FDA testing indicates Zantac does not form carcinogen in users
The U.S. Food and Drug Administration on Friday downplayed the risk from contamination of the already recalled popular heartburn drug Zantac, and said its tests suggest it does not cause carcinogens to form in patients.
Janet Woodcock, director of the FDA’s Center for Drug Evaluation and Research, said in a statement that the levels of contamination it found in ranitidine – commonly known as Zantac – with the probable carcinogen N-nitrosodimethylamine (NDMA) “are similar to the levels you would expect to be exposed to if you ate common foods like grilled or smoked meats.”
Still, the FDA released results of its testing on ranitidine products and showed that some versions of the drug had as much as nine times the regulator’s “acceptable limit” for NDMA.

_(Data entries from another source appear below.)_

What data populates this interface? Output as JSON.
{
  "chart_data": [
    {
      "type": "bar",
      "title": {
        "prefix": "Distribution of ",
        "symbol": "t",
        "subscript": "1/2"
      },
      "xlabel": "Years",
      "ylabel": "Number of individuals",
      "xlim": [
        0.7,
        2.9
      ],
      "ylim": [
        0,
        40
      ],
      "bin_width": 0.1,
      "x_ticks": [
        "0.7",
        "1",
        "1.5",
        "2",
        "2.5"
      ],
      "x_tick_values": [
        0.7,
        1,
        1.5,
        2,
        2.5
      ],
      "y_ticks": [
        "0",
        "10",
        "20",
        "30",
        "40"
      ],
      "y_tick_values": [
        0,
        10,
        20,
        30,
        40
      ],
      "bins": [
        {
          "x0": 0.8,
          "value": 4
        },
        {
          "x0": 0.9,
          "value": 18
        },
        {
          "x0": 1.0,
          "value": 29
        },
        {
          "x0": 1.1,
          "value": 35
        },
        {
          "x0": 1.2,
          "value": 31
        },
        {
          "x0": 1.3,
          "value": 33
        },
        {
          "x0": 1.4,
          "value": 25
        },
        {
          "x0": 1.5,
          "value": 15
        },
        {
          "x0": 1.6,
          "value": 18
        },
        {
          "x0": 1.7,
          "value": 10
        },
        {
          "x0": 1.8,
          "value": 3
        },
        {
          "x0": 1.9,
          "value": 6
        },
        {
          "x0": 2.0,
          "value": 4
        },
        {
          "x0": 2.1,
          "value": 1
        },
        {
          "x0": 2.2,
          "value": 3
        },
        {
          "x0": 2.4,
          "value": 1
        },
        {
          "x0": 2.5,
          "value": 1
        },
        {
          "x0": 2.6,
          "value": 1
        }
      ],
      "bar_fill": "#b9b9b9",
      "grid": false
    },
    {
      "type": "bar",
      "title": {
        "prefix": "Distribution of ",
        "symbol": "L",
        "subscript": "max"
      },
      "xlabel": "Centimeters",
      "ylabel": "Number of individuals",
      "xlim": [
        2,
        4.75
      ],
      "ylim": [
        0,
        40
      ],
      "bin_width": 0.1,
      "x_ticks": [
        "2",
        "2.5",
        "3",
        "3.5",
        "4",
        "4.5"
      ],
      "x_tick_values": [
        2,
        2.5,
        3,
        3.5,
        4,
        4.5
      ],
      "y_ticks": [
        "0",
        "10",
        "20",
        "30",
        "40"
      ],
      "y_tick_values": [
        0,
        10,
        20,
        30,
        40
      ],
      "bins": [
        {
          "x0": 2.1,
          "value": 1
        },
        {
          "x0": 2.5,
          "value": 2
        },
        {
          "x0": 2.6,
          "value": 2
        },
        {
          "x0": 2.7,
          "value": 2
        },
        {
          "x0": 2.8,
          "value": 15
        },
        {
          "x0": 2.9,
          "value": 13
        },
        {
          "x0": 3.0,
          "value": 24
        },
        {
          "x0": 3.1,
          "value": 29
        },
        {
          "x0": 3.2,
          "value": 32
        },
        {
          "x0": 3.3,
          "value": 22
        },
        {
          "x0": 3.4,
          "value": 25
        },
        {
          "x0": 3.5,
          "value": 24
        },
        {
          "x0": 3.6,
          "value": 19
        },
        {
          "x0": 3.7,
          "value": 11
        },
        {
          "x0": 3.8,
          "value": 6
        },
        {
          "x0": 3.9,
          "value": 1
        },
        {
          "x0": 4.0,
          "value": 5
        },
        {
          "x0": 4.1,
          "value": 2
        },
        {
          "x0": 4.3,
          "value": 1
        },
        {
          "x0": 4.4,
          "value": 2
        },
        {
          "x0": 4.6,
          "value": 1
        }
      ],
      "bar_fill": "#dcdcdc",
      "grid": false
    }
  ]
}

The FDA also said that tests it ran to simulate how Zantac reacts in users’ stomachs and small intestines suggest it does not cause NDMA to form there. But the regulator said it still plans to test the drugs in human patients to fully understand whether it causes NDMA to form in users’ bodies.
Zantac, sold over-the-counter in the United States by French drugmaker Sanofi SA, and some of its generic versions, have been recalled due to possible NDMA contamination of pills that had not yet been consumed. The FDA said earlier this month it found unacceptable levels of NDMA in drugs containing ranitidine.